Серебряные горны - страница 43



– Реактора! – поправила товарка.

– Ну, ты можешь помолчать? – вспылила Панасенко. – Помещенье после пожара было полностью залито радиоактивной водой. Её и надо было откачать как можно быстрее! Говаривали, что если содержимое реактора соприкоснется с тяжелой водой, получится водородная бомба, от которой всей Европе капут.

– А почему выбрали ваших мужей? – спросила Марина Степановна.

– Ну как же? Нужны были здоровые, выносливые люди. Больные бы не выдержали. Ему же было тридцать пять лет, и он занимался спортом.

– То есть он туда попал совершенно здоровым? – спросила Надя.

– Конечно же. На сто с лишним процентов! Ну так слушайте, – продолжала Божена, – откачивают они эту воду, а тут возьми и проедься бронетранспортер по рукавам и перерезал их в пятидесяти метрах от реактора. Зараженная вода так и текла прямо на землю.

– Ну наши мужья и бросились устранять поломку. В рукавицах было неудобно, поэтому они их сняли и скручивали пожарные рукава уже голыми руками, – заплакала женщина, – и ползали на коленях в радиоактивной воде…

Марина Степановна пододвинулась к ней, обняла, погладила по плечу.

– Через два дня моему Толику стало плохо. Он начал заговариваться, и «скорая» увезла его со станции в Чернобыль. Там у него начались тошнота, рвота, и его доставили в Иванков, под капельницы. И других же отправили кровь проверять.
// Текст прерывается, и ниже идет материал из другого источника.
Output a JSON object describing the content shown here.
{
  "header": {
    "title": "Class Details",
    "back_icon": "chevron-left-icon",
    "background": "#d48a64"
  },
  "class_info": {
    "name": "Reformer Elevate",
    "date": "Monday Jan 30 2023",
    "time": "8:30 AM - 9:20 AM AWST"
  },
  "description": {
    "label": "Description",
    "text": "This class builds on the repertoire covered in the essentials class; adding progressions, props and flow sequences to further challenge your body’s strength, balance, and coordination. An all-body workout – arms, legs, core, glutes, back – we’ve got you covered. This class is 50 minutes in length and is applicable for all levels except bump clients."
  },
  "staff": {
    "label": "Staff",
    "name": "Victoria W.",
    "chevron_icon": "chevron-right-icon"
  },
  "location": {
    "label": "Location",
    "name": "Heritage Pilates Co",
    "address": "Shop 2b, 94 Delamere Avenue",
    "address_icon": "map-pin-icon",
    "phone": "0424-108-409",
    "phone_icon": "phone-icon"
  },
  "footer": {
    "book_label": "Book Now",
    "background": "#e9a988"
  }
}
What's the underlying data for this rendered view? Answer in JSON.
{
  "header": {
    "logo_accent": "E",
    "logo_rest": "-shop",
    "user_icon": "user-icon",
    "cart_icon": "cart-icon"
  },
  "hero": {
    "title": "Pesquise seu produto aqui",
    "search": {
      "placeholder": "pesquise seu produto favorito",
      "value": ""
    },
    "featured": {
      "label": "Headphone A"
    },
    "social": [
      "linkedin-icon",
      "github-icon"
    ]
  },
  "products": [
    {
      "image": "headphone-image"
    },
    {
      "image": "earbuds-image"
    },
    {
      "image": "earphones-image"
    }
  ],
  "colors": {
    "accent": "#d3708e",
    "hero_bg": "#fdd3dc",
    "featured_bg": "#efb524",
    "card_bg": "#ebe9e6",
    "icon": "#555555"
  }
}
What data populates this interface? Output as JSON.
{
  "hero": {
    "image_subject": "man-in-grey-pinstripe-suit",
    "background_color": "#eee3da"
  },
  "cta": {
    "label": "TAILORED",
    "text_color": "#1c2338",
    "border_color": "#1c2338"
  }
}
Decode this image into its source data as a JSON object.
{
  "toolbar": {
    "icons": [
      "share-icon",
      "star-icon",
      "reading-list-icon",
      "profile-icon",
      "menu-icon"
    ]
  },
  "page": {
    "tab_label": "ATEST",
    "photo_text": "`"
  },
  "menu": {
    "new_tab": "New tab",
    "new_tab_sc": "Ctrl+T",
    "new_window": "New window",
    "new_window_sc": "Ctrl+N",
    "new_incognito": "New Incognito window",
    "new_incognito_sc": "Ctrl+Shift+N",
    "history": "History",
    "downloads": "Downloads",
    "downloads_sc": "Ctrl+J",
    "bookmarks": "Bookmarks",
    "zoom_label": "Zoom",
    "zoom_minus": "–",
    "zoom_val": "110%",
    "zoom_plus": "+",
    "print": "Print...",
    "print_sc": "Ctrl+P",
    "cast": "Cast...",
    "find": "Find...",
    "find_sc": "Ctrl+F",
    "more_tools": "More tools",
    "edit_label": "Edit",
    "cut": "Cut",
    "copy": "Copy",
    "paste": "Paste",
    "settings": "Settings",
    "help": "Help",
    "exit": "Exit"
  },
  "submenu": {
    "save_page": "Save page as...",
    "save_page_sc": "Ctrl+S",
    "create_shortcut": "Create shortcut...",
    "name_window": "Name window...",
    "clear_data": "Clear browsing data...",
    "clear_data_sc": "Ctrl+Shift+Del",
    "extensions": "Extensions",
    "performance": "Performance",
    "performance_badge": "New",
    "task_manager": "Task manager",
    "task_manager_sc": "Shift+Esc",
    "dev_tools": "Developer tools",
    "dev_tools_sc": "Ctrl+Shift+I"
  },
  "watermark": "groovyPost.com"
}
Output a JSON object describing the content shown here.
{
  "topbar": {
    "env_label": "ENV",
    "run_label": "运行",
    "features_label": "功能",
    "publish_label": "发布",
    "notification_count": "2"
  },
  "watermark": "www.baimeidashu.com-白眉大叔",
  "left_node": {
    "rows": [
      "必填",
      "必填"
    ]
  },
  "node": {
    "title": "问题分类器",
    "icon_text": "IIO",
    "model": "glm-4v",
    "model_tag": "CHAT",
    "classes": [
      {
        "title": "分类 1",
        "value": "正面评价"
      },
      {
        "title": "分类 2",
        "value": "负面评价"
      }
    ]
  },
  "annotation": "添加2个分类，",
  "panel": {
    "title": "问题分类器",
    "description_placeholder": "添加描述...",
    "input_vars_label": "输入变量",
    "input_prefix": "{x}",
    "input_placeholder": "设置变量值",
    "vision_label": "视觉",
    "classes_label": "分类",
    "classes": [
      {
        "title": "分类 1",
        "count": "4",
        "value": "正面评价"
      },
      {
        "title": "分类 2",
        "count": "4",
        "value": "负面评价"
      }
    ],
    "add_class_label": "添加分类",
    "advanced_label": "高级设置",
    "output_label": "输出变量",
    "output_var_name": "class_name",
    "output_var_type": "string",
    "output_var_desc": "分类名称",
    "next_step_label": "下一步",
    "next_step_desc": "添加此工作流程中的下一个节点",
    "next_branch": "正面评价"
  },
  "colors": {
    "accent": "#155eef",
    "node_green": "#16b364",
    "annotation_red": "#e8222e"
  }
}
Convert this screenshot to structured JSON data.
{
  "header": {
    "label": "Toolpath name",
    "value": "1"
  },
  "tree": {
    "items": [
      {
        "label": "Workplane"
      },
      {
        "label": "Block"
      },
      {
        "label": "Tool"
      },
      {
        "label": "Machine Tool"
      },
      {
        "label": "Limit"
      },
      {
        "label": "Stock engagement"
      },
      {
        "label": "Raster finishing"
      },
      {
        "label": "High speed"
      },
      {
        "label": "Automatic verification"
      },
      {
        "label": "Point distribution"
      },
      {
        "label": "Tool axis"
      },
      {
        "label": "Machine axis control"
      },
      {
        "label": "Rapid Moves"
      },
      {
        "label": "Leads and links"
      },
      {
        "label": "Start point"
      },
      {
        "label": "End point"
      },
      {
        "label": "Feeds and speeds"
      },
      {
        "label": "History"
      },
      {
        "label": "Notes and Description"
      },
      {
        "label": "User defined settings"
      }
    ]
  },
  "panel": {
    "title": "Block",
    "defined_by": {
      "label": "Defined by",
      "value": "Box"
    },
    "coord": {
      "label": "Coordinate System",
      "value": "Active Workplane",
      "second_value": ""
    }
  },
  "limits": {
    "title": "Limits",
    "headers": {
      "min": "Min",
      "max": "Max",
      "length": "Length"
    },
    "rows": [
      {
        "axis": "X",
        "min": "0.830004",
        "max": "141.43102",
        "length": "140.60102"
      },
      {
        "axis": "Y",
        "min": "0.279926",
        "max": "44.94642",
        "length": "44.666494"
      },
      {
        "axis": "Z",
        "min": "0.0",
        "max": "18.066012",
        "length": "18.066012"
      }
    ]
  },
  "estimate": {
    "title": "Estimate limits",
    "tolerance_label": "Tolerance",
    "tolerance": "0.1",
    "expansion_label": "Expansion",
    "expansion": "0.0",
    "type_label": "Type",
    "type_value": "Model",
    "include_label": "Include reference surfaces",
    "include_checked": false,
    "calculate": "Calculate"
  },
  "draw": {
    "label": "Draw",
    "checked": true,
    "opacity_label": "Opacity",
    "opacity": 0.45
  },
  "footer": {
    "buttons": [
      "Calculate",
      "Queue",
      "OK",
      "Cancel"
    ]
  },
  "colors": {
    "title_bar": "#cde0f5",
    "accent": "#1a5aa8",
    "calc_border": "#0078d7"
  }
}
– А город встречал их, как космонавтов, – выкрикнула Олеся Викторовна, – люди вытаскивали их из машин и несли на руках в больницу, вся дорога была устлана цветами. Если бы они вовремя не откачали воду, Иванков эвакуировали бы.

– Такой печальный у вас рассказ, – прослезилась Марина Степановна.

– А Чернобыль, это и есть печаль, – дрожащим голосом сказала Олеся Викторовна, – из тех, кто был тогда на станции, все померли. К счастью, мой еще жив. Но очень болен. А лекарства такие дорогие…

Когда девушки вышли на улицу, они долго молчали, потом Марина вытерла слезы и, тяжело вздохнув, сказала:

– Да. Как тут не обижаться на систему, которая использовала здоровых молодых людей, а потом вышвырнула.

– Марина, надо все это нашим старшим детям рассказать. Они должны это знать. И костерок зажечь. Поговори с Боженой.

– Да, Надя, конечно, я поговорю.


***

Лунный свет освещал палату девочек первого отряда. Прохладный свежий ветерок трепал легкий тюль на окне. Наташа, натянув ночную рубашку, уже улеглась и ждала, когда Нелька погасит свет фонарика. Нелька же в трусиках и майке сидела на табурете перед единственным большим зеркалом в этом помещении и тонким слоем намазывала крем на лицо. Маня расчесывала свои непослушные волосы и с усмешкой поглядывала на противную соседку. Даше и Марине, жившим в этой палате, уже исполнилось четырнадцать лет, но за хорошее поведение Марина Степановна снова взяла их в лагерь. Тем более девочки помогали вожатым младших отрядов присматривать за детьми. Девочки тоже не любили Нельку, но никто не хотел портить с ней отношения – себе дороже! Нелька – стерва, сожрет с потрохами.

– Ой, девчонки, так любви хочется! – неожиданно протянула Наташа.

– Ой, и мне! Настоящей такой любви, как у старшой с Евгением Юрьевичем, – не думая о последствиях, ляпнула Маня, – она, между прочим, обещала, что почитает нам свои стихи про любовь. Только нам!

– Ага! Никому не читает, а тебе толстомясой прочитает, – зло прищурив глаза ввернула Нелька.

Маня демонстративно отвернулась к стене и закрыла голову одеялом.